Dr. Cordula Hansen (@CordulaHansen) is a VR sculptor currently working as a lecturer and researcher at Waterford Institute of Technology, where she is also the founding director of the Research Group for Design and Social Innovation (DASI). She currently lectures in Design History and supervises a PhD scholar examining technology use in Ireland. Beginning from a background in Fine Art sculpture, her doctoral research completed in 2008 comprised an interdisciplinary study of practical knowledge and human experience of and with objects and environments in the contexts of contemporary art practice and theoretical archaeology. Her exhibition “MakeWorkThinkSpace” at the 2008 World Archaeology Congress at UCD brought together practical opportunities for audiences to interact and create within the exhibition environment and the Heideggerian understanding of dwelling as a mode of experiencing the world. Since 2016, Cordula Hansen has been exploring the possibilities of creating content for VR in VR through tools such as Google Tilt Brush and Blocks, integrating 3D sculptures into game environments and VR experiences. Her work “PalmHouse Philosophy” has been shown at 3DCamp Dublin, 404 at the Royal Hospital Kilmainham, and Google Dublin during the 2017 Google Developer Group conference.

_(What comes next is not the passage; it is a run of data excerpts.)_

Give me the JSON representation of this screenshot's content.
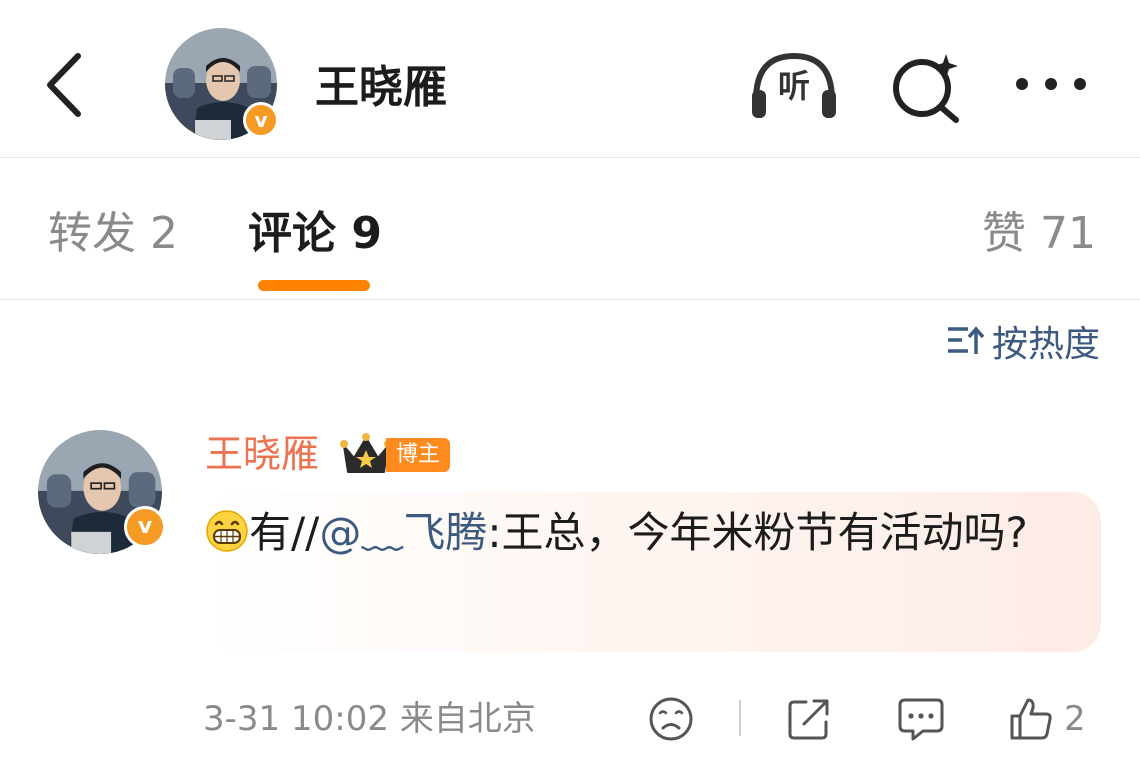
{
  "header": {
    "title": "王晓雁",
    "listen_label": "听",
    "verified_badge": "v"
  },
  "tabs": {
    "repost": "转发 2",
    "comment": "评论 9",
    "like": "赞 71",
    "active": "comment"
  },
  "sort": {
    "label": "按热度"
  },
  "comment": {
    "author": "王晓雁",
    "badge": "博主",
    "emoji": "grinning-emoji",
    "text_prefix": "有//",
    "mention": "@﹏飞腾",
    "text_suffix": ":王总，今年米粉节有活动吗?",
    "time": "3-31 10:02",
    "location": "来自北京",
    "like_count": "2",
    "verified_badge": "v"
  },
  "colors": {
    "accent": "#ff8200",
    "link": "#3c5a80",
    "author": "#eb7350",
    "verified": "#f59a23"
  }
}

Jeffrey Weeter composes with music and light, designs real-time multimedia instruments, plays the drums and performs musically with technology. He is director of the Cork Audio Visual Ensemble (CAVE) which performed “The Box” at the International Computer Music/Sound and Music Computing Conference in Athens, Greece. His work was also recently performed at Kunsthaus in Zurich, the !f Istanbul AFM International Independent Film Festival, and the Cork Film Festival. During 2011 and again in 2012, collaborations with electronic musician Kate Simko toured the world, touching every continent. As an educator, Dr Weeter created the first music composition MOOC (Massive Open Online Course) of it’s kind in collaboration with Kadenze, leaders in learning creative technologies online. The course “Loop: Repetition and Variation in Music”, has been taken by thousands across the globe. He completed his Doctorate in Music Composition from Northwestern University, served five years as an audio engineer for the Emmy winning “Oprah Winfrey Show”, Harpo Studios, Chicago and is currently a Lecturer in Music Composition at University College Cork, Ireland.